Ten minutes with Glenn Howells Architects
Ten minutes with director David Henderson from London and Birmingham based Glenn Howells Architects
London’s relationship with the Thames has changed
Awareness of the Thames moved from being a functional entity (dock, wharf, sewer etc) to an urban treasure sometime around the 80’s when people started to think twice before infilling docks and then developed masterplans orientated explicitly towards the river. Our project in Leamouth is part of the next generation of development looking to revive the tributaries and lost rivers by getting them out of culverts and activating their edges. The dramatic meander of the Lea just before it joins the Thames was much too great an opportunity to ignore and it is a much more significant driver for the geometry of City Island than just imposing a grid over the land.
My Thames
Crossing the bridges, especially from Waterloo Bridge to London Bridge is still as thrilling as when I first worked in London in the 80’s. On numerous occasions, I might suddenly catch an amazing quality of light or stunning sunset. We might have been living and working in the fringes but any journey from north to south and back was an instant reminder that we were citizens of a proper world city and it was all laid out for us from the top deck of the bus.
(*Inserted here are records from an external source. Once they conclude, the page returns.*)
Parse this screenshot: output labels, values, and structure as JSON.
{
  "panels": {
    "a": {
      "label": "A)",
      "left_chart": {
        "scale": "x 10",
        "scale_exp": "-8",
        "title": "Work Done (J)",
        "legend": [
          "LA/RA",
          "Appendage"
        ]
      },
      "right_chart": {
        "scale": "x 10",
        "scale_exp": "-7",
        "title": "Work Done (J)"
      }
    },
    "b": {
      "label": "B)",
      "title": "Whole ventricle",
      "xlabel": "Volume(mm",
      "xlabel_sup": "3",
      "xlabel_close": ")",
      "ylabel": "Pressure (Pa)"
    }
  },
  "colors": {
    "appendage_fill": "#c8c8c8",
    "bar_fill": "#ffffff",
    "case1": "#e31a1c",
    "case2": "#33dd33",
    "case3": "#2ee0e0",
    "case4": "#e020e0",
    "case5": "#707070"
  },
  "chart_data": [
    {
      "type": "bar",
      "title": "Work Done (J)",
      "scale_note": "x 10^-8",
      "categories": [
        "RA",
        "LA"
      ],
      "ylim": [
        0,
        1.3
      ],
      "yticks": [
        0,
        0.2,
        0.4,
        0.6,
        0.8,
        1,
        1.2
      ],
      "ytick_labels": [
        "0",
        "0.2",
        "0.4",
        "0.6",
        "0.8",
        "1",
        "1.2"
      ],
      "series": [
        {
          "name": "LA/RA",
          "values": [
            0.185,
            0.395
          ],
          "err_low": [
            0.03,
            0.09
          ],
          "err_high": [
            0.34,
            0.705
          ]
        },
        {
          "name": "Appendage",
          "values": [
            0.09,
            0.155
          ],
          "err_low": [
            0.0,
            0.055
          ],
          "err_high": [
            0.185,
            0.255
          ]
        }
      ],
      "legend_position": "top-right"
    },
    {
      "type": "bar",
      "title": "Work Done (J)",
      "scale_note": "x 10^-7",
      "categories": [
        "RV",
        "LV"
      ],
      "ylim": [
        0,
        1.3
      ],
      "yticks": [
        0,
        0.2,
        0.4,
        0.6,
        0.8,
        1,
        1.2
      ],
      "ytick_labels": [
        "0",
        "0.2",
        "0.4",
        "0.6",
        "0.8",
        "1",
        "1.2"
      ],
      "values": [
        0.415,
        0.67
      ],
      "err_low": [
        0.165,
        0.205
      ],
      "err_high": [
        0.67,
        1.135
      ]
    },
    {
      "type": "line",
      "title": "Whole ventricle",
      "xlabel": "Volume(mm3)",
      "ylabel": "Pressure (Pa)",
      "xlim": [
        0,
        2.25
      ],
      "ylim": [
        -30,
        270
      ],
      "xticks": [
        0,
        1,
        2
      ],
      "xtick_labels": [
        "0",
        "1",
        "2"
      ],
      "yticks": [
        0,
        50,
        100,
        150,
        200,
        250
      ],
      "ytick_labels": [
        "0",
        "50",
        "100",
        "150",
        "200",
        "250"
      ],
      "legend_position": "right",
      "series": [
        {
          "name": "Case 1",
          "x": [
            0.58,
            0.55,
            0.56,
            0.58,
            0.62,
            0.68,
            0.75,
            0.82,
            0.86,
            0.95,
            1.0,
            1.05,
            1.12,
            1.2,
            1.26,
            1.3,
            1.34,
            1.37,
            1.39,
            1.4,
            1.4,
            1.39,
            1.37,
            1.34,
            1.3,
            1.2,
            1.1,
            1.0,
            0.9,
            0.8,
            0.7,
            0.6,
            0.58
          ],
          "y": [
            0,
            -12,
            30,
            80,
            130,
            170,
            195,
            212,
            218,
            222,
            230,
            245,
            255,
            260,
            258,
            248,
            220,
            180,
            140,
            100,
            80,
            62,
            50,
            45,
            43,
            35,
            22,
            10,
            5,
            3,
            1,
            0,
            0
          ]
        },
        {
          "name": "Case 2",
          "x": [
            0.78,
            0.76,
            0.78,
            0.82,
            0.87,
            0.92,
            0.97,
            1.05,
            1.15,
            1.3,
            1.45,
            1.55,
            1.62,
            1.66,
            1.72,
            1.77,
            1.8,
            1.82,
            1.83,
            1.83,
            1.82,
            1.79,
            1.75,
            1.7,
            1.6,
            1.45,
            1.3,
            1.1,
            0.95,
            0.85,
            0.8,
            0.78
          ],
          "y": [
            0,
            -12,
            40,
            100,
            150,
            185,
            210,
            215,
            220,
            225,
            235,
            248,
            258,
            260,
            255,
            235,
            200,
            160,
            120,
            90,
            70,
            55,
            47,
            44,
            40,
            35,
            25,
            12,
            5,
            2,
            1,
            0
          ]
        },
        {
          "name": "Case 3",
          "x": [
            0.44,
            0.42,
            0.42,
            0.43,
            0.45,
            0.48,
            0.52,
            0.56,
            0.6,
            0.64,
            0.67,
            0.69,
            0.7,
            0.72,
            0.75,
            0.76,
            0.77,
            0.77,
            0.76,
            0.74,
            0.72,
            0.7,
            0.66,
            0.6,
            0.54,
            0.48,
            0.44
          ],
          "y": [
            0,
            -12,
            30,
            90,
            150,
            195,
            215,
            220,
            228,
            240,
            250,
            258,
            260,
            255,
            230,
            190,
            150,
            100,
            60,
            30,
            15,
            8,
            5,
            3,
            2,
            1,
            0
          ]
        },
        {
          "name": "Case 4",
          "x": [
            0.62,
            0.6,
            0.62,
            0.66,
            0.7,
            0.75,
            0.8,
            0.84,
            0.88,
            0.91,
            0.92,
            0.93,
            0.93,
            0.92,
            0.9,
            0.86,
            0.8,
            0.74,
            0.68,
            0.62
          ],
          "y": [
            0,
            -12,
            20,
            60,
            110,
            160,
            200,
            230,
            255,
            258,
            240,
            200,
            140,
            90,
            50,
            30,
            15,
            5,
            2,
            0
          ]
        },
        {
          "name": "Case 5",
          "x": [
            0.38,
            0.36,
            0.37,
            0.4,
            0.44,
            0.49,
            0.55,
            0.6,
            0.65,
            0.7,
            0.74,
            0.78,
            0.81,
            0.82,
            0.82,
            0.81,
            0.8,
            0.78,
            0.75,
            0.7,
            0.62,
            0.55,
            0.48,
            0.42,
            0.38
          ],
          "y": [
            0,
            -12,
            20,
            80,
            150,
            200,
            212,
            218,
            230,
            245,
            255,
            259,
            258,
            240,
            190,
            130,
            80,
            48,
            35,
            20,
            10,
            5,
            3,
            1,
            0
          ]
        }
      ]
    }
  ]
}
Royal Wharf is an entire new neighbourhood along the riverfront
Probably the biggest challenge was to avoid two common pitfalls of developing a whole district on this scale, i.e avoiding the monotony of having every block look alike or conversely, having it become an architectural zoo of competing architectural styles. Working with a small number of like-minded architects and a limited palette of materials, housing typologies and approach to elements like windows and balconies, we wanted to achieve the right kind of background architecture, punctuated by taller scale blocks and a variety of different open spaces.
The site extends quite a long way back from the river to the DLR. Rather than just propose linear blocks of housing, perpendicular to the river in the hope that they could all claim a river view, we proposed a boulevard parallel to the river to give the “inland” blocks their own focus. This links diagonally back to the river via an urban square which provides orientation within the neighbourhood and an awareness of the river without it having to try and become the main event.
Things in the UK have changed
Birmingham, Manchester, Liverpool are certainly all being driven forward by a great deal of confidence, energy and vision. I think this is more of a characteristic than a particular regional style or architectural direction. At one time, Birmingham and Manchester were probably viewed from London as provincial outposts and the feeling may have been that one had to come to London to get exposed to the top projects. This has definitely changed.
London City Island homes are being built with Dutch prefabricated panels
Prefabrication at scale requires a supply chain with technical design expertise backed up by the appropriate manufacturing environment. I don’t know too much detail about the post war housing crisis but the technical failings of the prefabricated blocks clearly left a huge black mark against the whole idea of offsite construction and so perhaps the UK just didn’t get a chance to scale up. Other European countries seemed to encounter less of the technical and social failings associated with large scale prefabrication and so developed and maintained expertise. The fact of another housing crisis has forced a re-evaluation in the UK in order to achieve the numbers.
At City Island, a big proportion of the first phase of development had either been presold or was to deliver some of the affordable housing component and so speed of construction became a major driver. The other obvious benefits were that build quality was very good and that, on a restricted site, elements could be delivered on a just in time basis and craned more or less directly into place.
We are a studio that sketch
When we are presenting projects in the studio or at design reviews, we often take time to remind each other, especially if someone has done a great sketch, that there is a judgement to be made about what tool is appropriate at any particular time to use in presenting ideas. Very often, this means unplugging the mouse and picking up a pen. We work in open plan studios in both Birmingham and London and have large tables where people are continually sketching, both loosely and to scale and so it creates an environment where everyone is constantly aware that it is an essential part of how we do our jobs. We have held organised structured sketching lessons within the studio occasionally and sketching technique has also been a part of our own in house CPD sessions held on Friday mornings.